Enfin, le modèle Zoopolis propose une réorganisation sociale pertinente pour les questions de santé globale, puisqu’il présente des avenues particulièrement efficaces pour briser la chaîne de transmission des zoonoses – les maladies transmises entre animaux et humains. Mondialement confronté à la pandémie COVID-19, le besoin de prévenir la transmission de zoonoses est formel. Le programme des Nations Unies pour l’environnement (PNUE) rappel que la transmission de telles maladies augmente alors que les humains intensifient leur agriculture pour produire des protéines animales et augmentent l’exploitation de la faune sauvage.8 Le PNUE propose des mesures de prévention globales qui ont pour impératif de cibler les causes structurelles sous-jacentes à la propagation de zoonoses. Ces mesures soulignent la nécessité de changer les comportements humains et encouragent une restructuration politique à long-terme qui favorise la résilience de la communauté globale face à de futures éclosions. Pourtant, aucune de leurs recommandations clés9 ne considèrent que les animaux peuvent faire partie de la communauté politique. En considérant que les pratiques d’exploitation animale représentent un jalon récurrent dans la transmission de zoonoses, il semble prudent de questionner le fait même d’exploiter les animaux au sein des stratégies de prévention proposées. Or, le modèle Zoopolis propose des avenues détaillées pour avancer dans cette direction et une perspective politique globale et durable qui ne peut pas être ignorée.

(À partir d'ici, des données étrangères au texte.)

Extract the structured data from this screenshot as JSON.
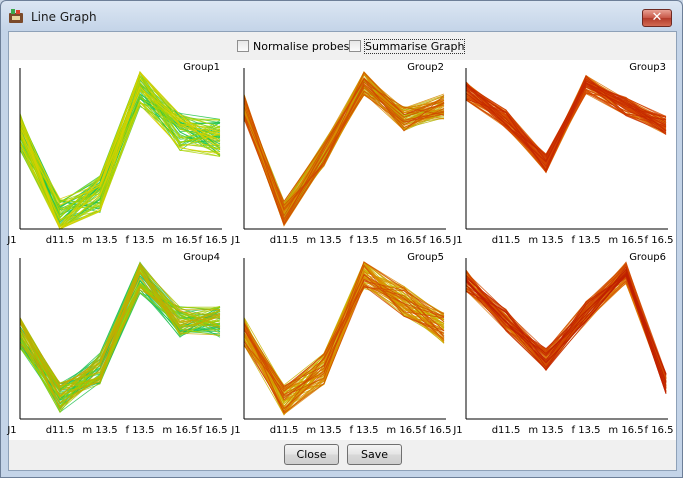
{
  "window": {
    "title": "Line Graph",
    "close_symbol": "✕",
    "icon": "app-icon"
  },
  "options": {
    "normalise_label": "Normalise probes",
    "normalise_checked": false,
    "summarise_label": "Summarise Graph",
    "summarise_checked": false
  },
  "buttons": {
    "close_label": "Close",
    "save_label": "Save"
  },
  "chart_data": [
    {
      "type": "line",
      "title": "Group1",
      "categories": [
        "J1",
        "d11.5",
        "m 13.5",
        "f 13.5",
        "m 16.5",
        "f 16.5"
      ],
      "mean": [
        0.62,
        0.08,
        0.22,
        0.9,
        0.62,
        0.58
      ],
      "spread": 0.12,
      "colors": [
        "#25c44a",
        "#a8d400",
        "#d8d000"
      ]
    },
    {
      "type": "line",
      "title": "Group2",
      "categories": [
        "J1",
        "d11.5",
        "m 13.5",
        "f 13.5",
        "m 16.5",
        "f 16.5"
      ],
      "mean": [
        0.78,
        0.1,
        0.48,
        0.93,
        0.7,
        0.78
      ],
      "spread": 0.08,
      "colors": [
        "#b6b000",
        "#d88a00",
        "#d04a00"
      ]
    },
    {
      "type": "line",
      "title": "Group3",
      "categories": [
        "J1",
        "d11.5",
        "m 13.5",
        "f 13.5",
        "m 16.5",
        "f 16.5"
      ],
      "mean": [
        0.88,
        0.7,
        0.42,
        0.92,
        0.78,
        0.66
      ],
      "spread": 0.06,
      "colors": [
        "#dc7000",
        "#d44400",
        "#c42800"
      ]
    },
    {
      "type": "line",
      "title": "Group4",
      "categories": [
        "J1",
        "d11.5",
        "m 13.5",
        "f 13.5",
        "m 16.5",
        "f 16.5"
      ],
      "mean": [
        0.55,
        0.14,
        0.32,
        0.9,
        0.62,
        0.62
      ],
      "spread": 0.1,
      "colors": [
        "#26c256",
        "#a2cc00",
        "#c7a800"
      ]
    },
    {
      "type": "line",
      "title": "Group5",
      "categories": [
        "J1",
        "d11.5",
        "m 13.5",
        "f 13.5",
        "m 16.5",
        "f 16.5"
      ],
      "mean": [
        0.55,
        0.12,
        0.32,
        0.93,
        0.75,
        0.58
      ],
      "spread": 0.1,
      "colors": [
        "#c9b400",
        "#d98800",
        "#d04800"
      ]
    },
    {
      "type": "line",
      "title": "Group6",
      "categories": [
        "J1",
        "d11.5",
        "m 13.5",
        "f 13.5",
        "m 16.5",
        "f 16.5"
      ],
      "mean": [
        0.88,
        0.63,
        0.38,
        0.68,
        0.93,
        0.22
      ],
      "spread": 0.07,
      "colors": [
        "#dc7400",
        "#d04600",
        "#c02000"
      ]
    }
  ]
}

1 Édition originale : Donaldson, S. Kymlicka, W. (2011) Zoopolis. Oxford University Press, Oxford

2 Pour une discussion détaillée de ces points, voir (Donaldson, S. Kymlicka, W. Zoopolis, Alma, éditeur, 2016), le chapitre 2.

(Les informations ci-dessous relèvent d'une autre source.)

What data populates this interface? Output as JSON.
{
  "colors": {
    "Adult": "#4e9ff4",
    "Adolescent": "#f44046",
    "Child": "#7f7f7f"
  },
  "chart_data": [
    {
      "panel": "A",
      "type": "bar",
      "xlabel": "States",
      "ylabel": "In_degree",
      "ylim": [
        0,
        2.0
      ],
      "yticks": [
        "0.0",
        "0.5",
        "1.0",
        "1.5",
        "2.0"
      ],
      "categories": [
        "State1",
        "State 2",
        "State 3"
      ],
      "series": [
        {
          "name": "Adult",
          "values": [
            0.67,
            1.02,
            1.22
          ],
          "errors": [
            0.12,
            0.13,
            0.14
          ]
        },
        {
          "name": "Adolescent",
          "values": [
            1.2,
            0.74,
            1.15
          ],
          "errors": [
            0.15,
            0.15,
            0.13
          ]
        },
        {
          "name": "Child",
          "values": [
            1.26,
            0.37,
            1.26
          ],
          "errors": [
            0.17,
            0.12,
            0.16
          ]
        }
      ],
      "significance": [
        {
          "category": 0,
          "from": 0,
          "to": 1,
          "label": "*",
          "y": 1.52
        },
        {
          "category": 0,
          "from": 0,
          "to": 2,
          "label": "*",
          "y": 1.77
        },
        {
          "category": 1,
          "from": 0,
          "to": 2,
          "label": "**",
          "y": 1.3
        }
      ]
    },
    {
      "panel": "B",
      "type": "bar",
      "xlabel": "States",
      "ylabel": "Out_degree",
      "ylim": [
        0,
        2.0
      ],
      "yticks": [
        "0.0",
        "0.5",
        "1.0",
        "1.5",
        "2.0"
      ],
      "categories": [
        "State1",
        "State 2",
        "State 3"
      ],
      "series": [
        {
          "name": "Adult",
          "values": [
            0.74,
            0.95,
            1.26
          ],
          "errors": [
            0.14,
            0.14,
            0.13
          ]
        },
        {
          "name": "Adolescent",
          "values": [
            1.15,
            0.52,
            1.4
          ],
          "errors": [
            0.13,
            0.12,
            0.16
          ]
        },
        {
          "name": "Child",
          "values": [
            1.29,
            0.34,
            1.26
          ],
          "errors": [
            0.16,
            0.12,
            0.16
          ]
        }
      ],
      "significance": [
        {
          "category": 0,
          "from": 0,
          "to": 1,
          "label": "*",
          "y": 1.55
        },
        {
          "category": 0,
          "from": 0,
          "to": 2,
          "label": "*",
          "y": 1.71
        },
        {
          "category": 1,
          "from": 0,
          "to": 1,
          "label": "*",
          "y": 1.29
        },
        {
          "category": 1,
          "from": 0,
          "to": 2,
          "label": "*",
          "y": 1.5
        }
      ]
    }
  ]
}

3 Voir : Francione, G. Introduction aux droits des animaux, Éditions L’Age d’Homme, 2015.

4 Giroux, V. Contre l’exploitation animale, Éditions L’Age d’Homme, 2017.

5 Comme nous le rappelle Gary Francione (Francione 2015, introduction), l’opinion générale veut que nous prenions les intérêts des animaux au sérieux. Par exemple, la vaste majorité des gens pensent que les animaux devraient être protégés contre des actes de cruauté. Pourtant, ces tendances sont directement contredites par le traitement réel des animaux au sein de nombreuses pratiques humaines (élevage, expérimentation, sports, etc.) qui entraînent leur lot de morts et de souffrances.

6 Donaldson, S. Kymlicka, W. Zoopolis, Alma, éditeur, 2016. (p.84)

7 Donaldson, S. “Animals and Citizenship”, Minding Nature, Spring 2020, Volume 13. Number 2

8 United Nations Environment Programme and International Livestock Research Institute (2020). Preventing the Next Pandemic: Zoonotic diseases and how to break the chain of transmission. Nairobi, Kenya. (pp. 15-19)

9 United Nations Environment Programme and International Livestock Research Institute (2020). Preventing the Next Pandemic: Zoonotic diseases and how to break the chain of transmission. Nairobi, Kenya. Voir la section 5 pour les recommandations.